Alabama Power, Public Service Commission give electricity users the old switcheroo

By John Archibald, al.com on August 18, 2013 at 6:01 AM & updated August 18, 2013 at 6:07 AM

I know that trick.

Heck, I’ve done the trick.

Half a life ago, working a summer gig at the Florida theme park Circus World, I understudied the “Transported Troublemaker” role in the clown magic show. The illusion worked like this:

I’d sit in the audience and heckle the magician as he performed his first lame tricks. I’d draw attention so obnoxiously that no one would forget my face. In the dark later I’d slip through a trap door. Then, as the magic clown put his lovely assistant into a box onstage for the finale, I’d climb a ladder beneath the stage to switch places with the assistant.

When the magician opened the door– Voila! – I’d be there blinking, perplexed, bewildered, but fully believing the magic.

I know that trick. That’s why this week’s illusion by the Alabama Public Service Commission seemed so familiar.

Not just because trap doors are everywhere. Not simply because every voice is not who it seems to be. And not because everybody, in the end, secretly wants to believe the magic.

It was more. And it was PSC prestidigitator-in-chief Twinkle Cavanaugh who said the magic words Tuesday.

She declared Alabama Power’s informal rate hearings a massive success and a lesson in transparency, despite all those boos and calls for more formal hearings. Electricity rates, she said with a flourish, will drop for Alabama Power customers.

Presto!

But that’s where the “transparency” bit gets a little … tricky.

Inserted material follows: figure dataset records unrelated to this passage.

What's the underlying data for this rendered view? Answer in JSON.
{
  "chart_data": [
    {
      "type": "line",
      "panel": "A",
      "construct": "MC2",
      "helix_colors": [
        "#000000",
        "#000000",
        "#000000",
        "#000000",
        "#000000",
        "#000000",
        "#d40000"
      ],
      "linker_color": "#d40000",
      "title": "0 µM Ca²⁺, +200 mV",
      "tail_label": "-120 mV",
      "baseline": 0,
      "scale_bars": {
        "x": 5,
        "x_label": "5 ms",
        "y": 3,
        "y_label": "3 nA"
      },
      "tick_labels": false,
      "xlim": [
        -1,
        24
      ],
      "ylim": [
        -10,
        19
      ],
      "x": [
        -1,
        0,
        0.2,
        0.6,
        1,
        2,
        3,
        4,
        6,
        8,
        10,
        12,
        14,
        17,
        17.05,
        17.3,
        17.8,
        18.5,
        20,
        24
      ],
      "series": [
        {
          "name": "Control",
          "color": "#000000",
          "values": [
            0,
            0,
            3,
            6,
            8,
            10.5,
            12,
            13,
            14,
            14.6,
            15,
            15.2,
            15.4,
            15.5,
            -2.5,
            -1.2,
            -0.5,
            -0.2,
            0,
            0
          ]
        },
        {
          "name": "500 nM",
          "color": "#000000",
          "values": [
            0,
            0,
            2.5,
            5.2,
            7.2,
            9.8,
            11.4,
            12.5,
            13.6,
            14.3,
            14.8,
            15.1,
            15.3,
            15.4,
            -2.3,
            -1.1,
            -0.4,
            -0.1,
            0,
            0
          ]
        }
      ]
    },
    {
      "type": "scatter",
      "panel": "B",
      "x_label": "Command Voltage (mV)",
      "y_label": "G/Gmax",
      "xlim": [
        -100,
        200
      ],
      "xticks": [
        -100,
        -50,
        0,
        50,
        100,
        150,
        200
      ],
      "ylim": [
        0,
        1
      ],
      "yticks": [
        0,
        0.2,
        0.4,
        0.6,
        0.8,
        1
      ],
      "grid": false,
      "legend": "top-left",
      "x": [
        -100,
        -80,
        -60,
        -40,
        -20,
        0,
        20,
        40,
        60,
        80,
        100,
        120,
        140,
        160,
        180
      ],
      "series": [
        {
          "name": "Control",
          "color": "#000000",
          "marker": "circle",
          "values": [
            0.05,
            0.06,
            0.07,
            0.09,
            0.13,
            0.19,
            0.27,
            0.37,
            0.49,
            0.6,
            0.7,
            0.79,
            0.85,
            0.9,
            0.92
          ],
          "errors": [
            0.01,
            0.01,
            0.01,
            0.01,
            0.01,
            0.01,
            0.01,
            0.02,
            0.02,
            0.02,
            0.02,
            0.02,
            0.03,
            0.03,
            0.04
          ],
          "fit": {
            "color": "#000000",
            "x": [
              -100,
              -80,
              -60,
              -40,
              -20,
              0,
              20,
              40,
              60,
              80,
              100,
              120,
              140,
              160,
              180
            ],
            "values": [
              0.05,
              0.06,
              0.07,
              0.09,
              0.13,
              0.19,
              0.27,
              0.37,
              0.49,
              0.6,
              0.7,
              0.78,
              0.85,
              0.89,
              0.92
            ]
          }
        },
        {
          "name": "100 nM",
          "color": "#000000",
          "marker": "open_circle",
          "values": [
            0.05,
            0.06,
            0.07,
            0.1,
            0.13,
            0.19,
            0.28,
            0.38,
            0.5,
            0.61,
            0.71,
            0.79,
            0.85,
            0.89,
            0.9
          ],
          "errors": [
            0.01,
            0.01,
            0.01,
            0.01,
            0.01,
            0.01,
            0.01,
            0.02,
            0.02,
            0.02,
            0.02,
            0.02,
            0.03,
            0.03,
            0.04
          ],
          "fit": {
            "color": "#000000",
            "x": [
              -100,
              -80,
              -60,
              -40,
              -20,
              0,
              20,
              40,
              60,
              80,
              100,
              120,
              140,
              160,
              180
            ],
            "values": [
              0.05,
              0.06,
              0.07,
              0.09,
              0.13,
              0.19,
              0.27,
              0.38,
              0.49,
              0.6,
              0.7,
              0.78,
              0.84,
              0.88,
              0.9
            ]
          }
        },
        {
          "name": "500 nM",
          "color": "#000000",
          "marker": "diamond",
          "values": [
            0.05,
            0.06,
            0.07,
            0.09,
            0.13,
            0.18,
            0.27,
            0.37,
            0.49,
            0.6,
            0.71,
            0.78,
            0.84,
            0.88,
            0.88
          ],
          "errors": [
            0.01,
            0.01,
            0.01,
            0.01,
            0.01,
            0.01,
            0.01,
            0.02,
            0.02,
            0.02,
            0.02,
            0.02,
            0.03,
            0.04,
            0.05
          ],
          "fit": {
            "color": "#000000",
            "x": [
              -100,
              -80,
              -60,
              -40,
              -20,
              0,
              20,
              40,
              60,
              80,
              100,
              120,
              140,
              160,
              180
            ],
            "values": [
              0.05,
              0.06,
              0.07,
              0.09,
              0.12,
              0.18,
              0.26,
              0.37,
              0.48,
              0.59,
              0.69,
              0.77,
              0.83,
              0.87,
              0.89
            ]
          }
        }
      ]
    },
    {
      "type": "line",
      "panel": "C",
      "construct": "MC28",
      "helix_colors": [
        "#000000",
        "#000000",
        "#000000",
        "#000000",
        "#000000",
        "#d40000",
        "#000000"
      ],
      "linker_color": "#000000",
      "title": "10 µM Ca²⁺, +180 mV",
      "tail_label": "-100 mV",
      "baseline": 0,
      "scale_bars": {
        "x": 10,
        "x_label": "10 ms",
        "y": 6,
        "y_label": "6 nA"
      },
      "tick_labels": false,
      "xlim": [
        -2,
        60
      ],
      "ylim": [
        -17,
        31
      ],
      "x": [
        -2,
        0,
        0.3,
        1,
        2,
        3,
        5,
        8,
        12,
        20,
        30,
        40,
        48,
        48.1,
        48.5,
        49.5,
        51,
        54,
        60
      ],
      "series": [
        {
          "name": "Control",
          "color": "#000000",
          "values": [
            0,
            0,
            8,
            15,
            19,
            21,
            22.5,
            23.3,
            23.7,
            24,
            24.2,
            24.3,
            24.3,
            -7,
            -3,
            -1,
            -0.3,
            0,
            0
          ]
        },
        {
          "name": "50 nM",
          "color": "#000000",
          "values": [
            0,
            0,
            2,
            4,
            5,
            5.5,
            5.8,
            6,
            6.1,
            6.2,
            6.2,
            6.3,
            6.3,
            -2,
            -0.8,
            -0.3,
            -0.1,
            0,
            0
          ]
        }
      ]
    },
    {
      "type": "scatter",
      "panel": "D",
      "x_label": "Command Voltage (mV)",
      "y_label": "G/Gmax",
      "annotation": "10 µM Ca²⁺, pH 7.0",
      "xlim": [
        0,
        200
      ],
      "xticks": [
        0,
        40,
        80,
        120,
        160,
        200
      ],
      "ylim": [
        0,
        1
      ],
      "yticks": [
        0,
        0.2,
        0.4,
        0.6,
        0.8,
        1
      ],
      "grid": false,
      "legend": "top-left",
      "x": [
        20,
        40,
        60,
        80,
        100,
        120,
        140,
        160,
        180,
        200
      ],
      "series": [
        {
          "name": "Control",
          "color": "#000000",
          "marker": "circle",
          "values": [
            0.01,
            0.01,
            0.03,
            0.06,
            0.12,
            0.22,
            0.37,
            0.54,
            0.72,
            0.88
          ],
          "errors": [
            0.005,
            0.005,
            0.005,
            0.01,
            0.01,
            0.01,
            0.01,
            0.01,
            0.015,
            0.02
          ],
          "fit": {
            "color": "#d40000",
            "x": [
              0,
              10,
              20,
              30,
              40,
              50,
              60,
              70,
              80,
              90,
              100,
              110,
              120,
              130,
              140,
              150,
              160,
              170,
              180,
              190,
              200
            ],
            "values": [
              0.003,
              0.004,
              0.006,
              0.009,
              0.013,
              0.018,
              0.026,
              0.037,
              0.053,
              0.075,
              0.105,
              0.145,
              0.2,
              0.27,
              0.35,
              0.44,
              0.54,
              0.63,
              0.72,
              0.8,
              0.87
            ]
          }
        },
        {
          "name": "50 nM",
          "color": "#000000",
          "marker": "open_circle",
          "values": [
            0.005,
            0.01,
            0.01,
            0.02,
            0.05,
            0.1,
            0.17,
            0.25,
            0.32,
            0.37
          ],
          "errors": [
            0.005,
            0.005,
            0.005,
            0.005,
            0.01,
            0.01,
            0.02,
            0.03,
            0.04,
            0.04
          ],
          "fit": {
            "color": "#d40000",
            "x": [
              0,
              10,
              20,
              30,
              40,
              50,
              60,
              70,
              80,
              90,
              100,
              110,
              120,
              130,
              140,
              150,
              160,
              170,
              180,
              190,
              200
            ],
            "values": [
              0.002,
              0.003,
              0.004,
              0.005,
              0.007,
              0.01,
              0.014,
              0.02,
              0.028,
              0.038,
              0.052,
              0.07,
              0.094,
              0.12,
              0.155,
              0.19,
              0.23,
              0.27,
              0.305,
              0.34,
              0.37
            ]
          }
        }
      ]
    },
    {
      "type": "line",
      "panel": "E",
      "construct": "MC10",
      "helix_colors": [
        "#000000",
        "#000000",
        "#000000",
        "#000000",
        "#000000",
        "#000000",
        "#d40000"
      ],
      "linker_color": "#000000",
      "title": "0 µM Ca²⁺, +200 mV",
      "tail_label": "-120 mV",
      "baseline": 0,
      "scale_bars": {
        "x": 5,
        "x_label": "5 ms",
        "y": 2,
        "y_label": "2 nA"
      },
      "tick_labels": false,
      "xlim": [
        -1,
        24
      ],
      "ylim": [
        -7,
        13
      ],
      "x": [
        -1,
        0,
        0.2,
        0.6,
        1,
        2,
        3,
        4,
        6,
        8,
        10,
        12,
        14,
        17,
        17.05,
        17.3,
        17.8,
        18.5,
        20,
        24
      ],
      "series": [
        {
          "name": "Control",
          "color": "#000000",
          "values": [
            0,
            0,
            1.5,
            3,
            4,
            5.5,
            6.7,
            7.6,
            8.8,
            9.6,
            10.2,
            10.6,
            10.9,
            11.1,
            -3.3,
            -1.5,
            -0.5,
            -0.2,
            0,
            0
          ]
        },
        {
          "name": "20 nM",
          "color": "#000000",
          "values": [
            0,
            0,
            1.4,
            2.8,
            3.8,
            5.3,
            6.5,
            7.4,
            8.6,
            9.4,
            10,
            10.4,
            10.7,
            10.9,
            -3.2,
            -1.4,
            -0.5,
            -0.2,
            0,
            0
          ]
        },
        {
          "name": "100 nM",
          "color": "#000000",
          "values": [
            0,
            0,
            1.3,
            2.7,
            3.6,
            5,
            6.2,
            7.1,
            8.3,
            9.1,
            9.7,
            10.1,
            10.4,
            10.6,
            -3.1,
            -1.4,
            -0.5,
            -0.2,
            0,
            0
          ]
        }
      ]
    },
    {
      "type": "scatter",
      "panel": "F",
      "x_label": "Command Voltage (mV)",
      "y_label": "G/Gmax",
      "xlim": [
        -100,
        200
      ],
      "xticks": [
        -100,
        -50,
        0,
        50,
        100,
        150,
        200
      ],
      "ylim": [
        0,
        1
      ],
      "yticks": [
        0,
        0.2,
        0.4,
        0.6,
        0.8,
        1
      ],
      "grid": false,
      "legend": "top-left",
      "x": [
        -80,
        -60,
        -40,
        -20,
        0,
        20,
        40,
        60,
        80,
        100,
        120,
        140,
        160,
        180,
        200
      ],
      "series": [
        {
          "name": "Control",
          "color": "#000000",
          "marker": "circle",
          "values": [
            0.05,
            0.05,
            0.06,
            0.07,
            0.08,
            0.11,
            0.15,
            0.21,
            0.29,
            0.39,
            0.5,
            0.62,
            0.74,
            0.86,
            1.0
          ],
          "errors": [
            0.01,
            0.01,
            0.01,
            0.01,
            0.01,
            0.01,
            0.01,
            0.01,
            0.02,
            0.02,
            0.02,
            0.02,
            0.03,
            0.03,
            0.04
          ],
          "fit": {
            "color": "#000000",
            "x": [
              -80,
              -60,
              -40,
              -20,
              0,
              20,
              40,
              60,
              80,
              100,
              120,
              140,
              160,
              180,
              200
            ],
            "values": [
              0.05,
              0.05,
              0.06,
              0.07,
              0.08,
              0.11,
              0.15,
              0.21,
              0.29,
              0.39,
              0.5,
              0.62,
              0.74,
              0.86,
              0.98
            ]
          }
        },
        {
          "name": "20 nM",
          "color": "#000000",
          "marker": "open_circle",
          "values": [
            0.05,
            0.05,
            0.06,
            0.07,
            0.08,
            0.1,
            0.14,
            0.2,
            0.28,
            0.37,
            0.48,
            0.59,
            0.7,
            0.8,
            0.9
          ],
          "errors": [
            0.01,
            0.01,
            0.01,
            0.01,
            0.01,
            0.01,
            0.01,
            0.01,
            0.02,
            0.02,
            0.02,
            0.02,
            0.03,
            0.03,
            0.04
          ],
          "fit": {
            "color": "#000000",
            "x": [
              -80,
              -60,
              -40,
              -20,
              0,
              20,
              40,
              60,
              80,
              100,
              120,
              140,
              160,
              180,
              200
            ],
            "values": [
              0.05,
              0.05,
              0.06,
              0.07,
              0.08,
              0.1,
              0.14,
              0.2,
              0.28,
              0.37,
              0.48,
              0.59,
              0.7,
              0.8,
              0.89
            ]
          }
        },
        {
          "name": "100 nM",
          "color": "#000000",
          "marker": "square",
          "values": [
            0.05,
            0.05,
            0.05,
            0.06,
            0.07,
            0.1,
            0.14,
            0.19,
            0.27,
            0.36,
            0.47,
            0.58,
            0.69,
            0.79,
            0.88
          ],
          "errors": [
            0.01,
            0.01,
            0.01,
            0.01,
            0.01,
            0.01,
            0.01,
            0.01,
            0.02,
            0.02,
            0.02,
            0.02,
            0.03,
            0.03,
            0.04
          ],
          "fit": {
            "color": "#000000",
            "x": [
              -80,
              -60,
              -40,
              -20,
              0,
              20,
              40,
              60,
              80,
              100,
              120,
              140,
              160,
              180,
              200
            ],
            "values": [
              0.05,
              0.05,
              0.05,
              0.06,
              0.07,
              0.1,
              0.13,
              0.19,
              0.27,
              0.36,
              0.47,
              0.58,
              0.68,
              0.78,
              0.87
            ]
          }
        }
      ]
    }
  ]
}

The cuts come, Cavanaugh said, because of a change in the way the rate structure is built. Instead of simply setting the utility’s allowed return on equity (ROE), as it has done for years and as most American utilities do, the PSC has instead set a weighted cost of equity (WCE), which combines the ROE with the utility’s equity ratio to set allowable returns.

Does it sound confusing? Obviously. Transparent?

The three members of the Public Service Commission itself can’t even explain what it all means in a way that is clear.

Commissioner Cavanaugh said power rates will fall dramatically.

Commissioner Jeremy Oden said power rates will fall moderately.

Commissioner Terry Dunn said the new structure could actually lead to higher rates by allowing the power company more leeway to affect the formula.

The majority of the commission “is playing the people for fools, and I don’t go along with that,” Dunn said.

Shazam!

In the magic name of transparency, not a single member of the commission can agree what this rate change means.

But it’s not that hard. And it’s not that magic.

Under the old way of setting rates, Alabama Power was allowed an ROE of 13-14.5 percent. The national average is about 10 percent. The new plan, PSC staffers and national utility experts agree, would still give the power company the equivalent of a return on equity above 13 percent.

It is barely any cut at all. And it is still allows Alabama Power, as analyst Stephen Hill told the AP, “the highest allowed profit in the country.”

Ta-da!

And that’s the trick, I guess. But it’s not really the grand finale. That came after the PSC decision, as Alabama Power sadly told the world it would have to go back to study what this new rate structure would mean for the company. As if it had not been in on the act from the start.

Alabama Power is “disappointed,” by the ruling, company spokesman Michael Sznajderman said.

You can see him — like magic — if you squeeze your eyes real tight. He is there in his box, blinking, perplexed and bewildered. Begging us with his eyes to simply believe in the magic.

It is spoiled for me. I’ve seen that trick before.